Ero stato elemento attivo e trainante dei gruppi non-violenti bolognesi. Ero musicista studente del Liceo Galvani di Bologna. I periodi storici culminavano negli anni ’70, anni plumbei per il loro colore, il loro ricordo e la loro consistenza esplosiva). Il 19 di Marzo è un timbro che -per forza di cose- stampa questi due incancellabili della vita italiana: vita vera e reale, non certo vita virtuale o di sterile, egoica politica.
Don Diana ci lascia nel ’94, Marco Biagi nel 2002. Don Giuseppe viene abbattuto certamente dalla mano malavitosa dei casalesi. Personalmente, sono meno certo che la mano che spara a Marco sia politica, idealista, violentemente proletaria. E spiego perché.
Il primo motivo è che -sin da studente- non sono mai riuscito a riconoscere una mano rivoluzionaria nelle brigate rosse. Non l’ho riconosciuta neppure come matura e cosciente. Vi ho sempre visto un vizio congenito, un vizio di genitura, un vizio che impediva e impedisce a coloro che si proclamano comunque rivoluzionari, di capire il senso dei gesti che loro definiscono rivoluzionari. La rivoluzione, in sé e per sé è un moto che vuole cambiare le posizioni, ma che alla fine dei cicli, riporta tutto allo stato iniziale: vi saranno nuove stelle, nuovi pianeti, ma le cose si riposizioneranno in modo tale che i nuovi “posizionati nella scacchiera dominante” scontenteranno masse di persone, discendenti forse -e spesso- da coloro che tragicamente sono stati eliminati. Lo sostenevo da giovanissimo e continuo a ritenerlo un fatto inevitabile e persistente nella storia. Parallelamente, lo stesso Marx afferma che ogni Sistema genera i germi della propria autodistruzione. Direi che questo è spacciatamente distruttivo, inevitabile, in piena cancellazione di ogni speranza. Personalmente, mi limito ad affermare che i cambiamenti ottenuti con la violenza, portano ad una situazione simile al pre-cambiamento. Non c’è controprova del contrario, poiché non abbiamo avuto una completa rivoluzione non-violenta.
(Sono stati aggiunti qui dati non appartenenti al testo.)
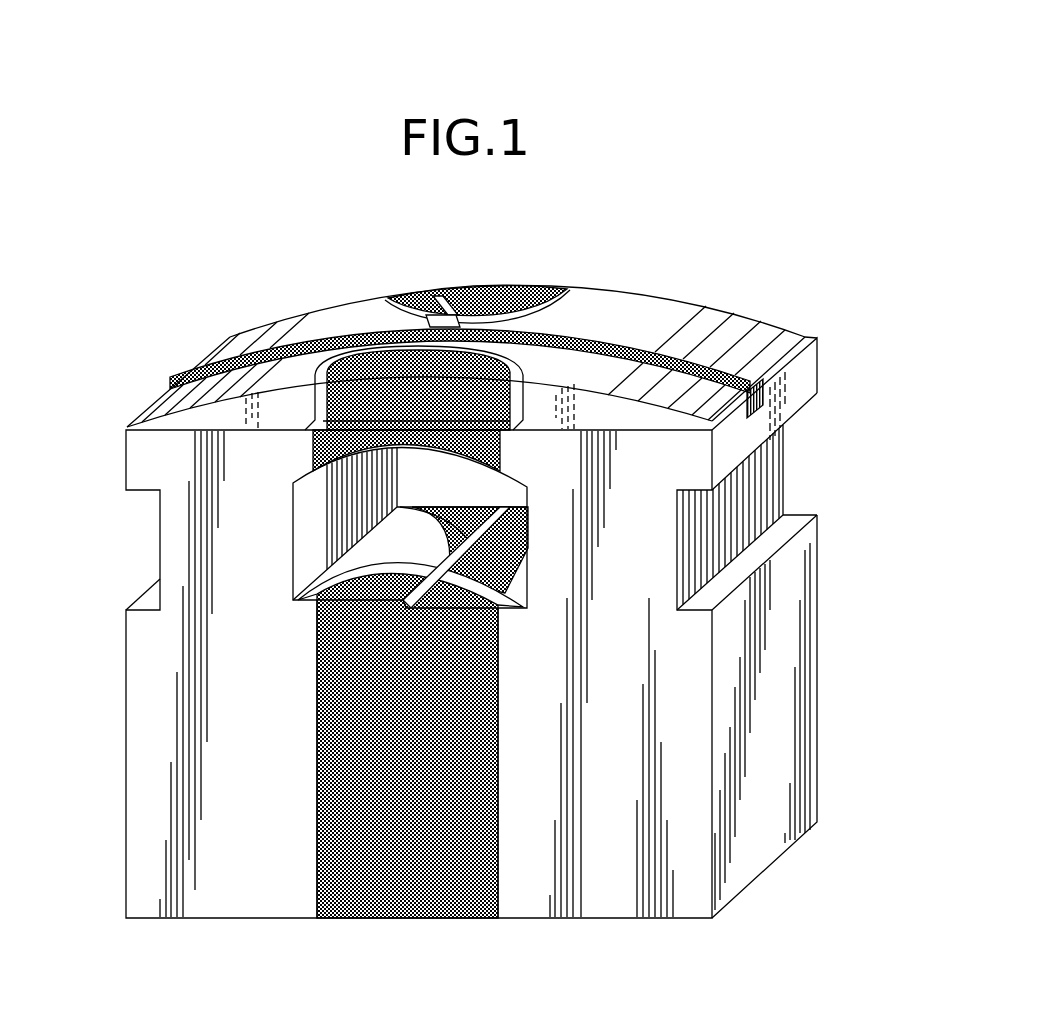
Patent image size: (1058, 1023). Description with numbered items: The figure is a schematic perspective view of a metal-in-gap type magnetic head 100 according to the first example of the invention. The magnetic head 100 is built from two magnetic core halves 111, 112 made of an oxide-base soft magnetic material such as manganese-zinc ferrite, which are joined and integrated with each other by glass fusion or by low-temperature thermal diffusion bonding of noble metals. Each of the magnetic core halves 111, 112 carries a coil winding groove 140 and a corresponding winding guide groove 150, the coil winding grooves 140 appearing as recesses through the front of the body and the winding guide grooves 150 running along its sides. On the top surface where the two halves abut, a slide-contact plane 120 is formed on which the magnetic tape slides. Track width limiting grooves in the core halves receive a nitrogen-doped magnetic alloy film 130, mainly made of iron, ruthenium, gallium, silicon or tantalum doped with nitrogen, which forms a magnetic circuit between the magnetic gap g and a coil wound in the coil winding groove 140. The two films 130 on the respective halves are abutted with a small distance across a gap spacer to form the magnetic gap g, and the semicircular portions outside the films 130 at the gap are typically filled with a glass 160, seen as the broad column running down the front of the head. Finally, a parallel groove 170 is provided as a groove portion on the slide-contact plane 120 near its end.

Lo pensavo e lo penso, sostenuto dal libretto verde di Gandhi, da quello di Martin Luther King. E lo sostenevo anche a fronte dei “Lottatori Continui” come Enrico Pettazzoni, che -dopo i due anni trascorsi in altra classe con Marco Biagi- per due anni mi fu piccolo compagno di classe, anche di banco, al liceo. O a fronte delle pantere nere come il peraltro tenerissimo, affabile e divertente compagno (anche lui di banco) Ferdinando Dolcini, sostenitore di un altro leader di colore, duro e deciso alle estreme conseguenze, come Malcolm X. Pettazzoni è poi divenuto un noto economista, mentre Ferdi, artista a tutto tondo, cercò di riuscire a vivere, non riuscendoci quasi mai, fino a lasciarsi trovare infartuato, appoggiato alla ruota della sua bicicletta: buon, vecchio “Lungo”, alto amico, flautista, disegnatore di grande talento.
Dunque, non ho mai creduto ad una genuina matrice politica delle brigate rosse. Non l’ho creduto per Moro, non in tempi ancor più confusi come quelli che videro il martirio di Marco Biagi. Don Diana, fu sicuramente preso dalla greve mano casalese, non ideologica, neppure per ruolo o per copione.
Tutti e due avevano dimostrato di essere un pericolo per un potere che non voleva -e mai vuole- accettare intromissioni.
Tutti e due venivano dal liceo classico (uno da seminarista, l’altro da laico), per poi avviarsi su due binari più marcatamente diversi: teologia l’uno, giurisprudenza l’altro. A 24 anni, Peppe diviene Don, Marco diventa prof. come oggi amano dire gli studenti: a Bologna, poi -successivamente- a Ferrara Modena e in Calabria.
Tutti e due attivi ed innovatori, pur in campi e territori diversi: tutti e due a dar fastidio, un tremendo fastidio che porterà a decisioni drastiche ed estreme di eliminazione, di soluzione finale.
E se abbiamo parlato di tempi confusi, dobbiamo rimarcare il comportamento bieco, offensivo, scriteriato del ministro Scajola che aveva negato la scorta a Marco Biagi, dotandone invece il pregiudicato Dell’Utri e l’inquisitissimo Previti. Scajola -dopo l’assassinio di Biagi non mancò di offenderlo, insultandolo volgarmente in occasione del G8 di Genova.
Non da meno, fu certa stampa della Campania, che si attrezzò a lanciare palate di fango contro Don Peppe, esattamente il giorno dopo il suo assassinio.
Marco muore al portone di casa. Lo colpiscono i sei proiettili dei brigatisti mascherati. Tornava dall’università di Modena. Privo di scorta (i suoi assassini lo sapevano e per questo si erano mossi ed organizzati), fece il percorso da stazione a casa in bicicletta (!!!). “Avesse avuto la scorta, non avremmo mai provato, non saremmo mai riusciti nel nostro blitz”
Nel 2006, la Cassazione confermò l’ergastolo per Diana Blefari Melazzi, Roberto Morandi, Nadia e Marco Mezzasalma, riducendo a 21 anni di reclusione la condanna per Simone Boccaccini, riconoscendogli le attenuanti generiche. Per Desdemona Lioce fu automatica la conferma dell’ergastolo, in quanto non aveva fatto ricorso in Cassazione.
Don Peppe viene trucidato dai cinque colpi del camorrista Quadrano in sacrestia, poco prima di messa. Nunzio De Falco, inopportunamente difeso da Gaetano Pecorella, (ex Potere Operaio e poi uomo politico di Berlusconi), allora presidente della commissione Giustizia della Camera, è stato condannato in primo grado all’ergastolo il 30 gennaio 2003 come mandante dell’omicidio Don Diana. Giuseppe Quadrano, autore materiale dell’omicidio, consegnatosi alla polizia, iniziò a collaborare con la giustizia e per questo ricevette una condanna ridotta a 14 anni. Il 4 marzo 2004 la Corte di Cassazione ha condannato all’ergastolo anche Mario Santoro e Francesco Piacenti come coautori dell’omicidio.
Marco e Giuseppe. Il ricordo è vivo e -come olio- fa scivolare fango e insulti: il fango della stampa serva della camorra, gli insulti di un ministro a sua insaputa, servo del denaro e del potere.
Essi -stampa e ministro- sono testimoni a se stessi, giudici a se stessi.
Marco e Giuseppe rimangono incorrotti, ancora oggi e sempre.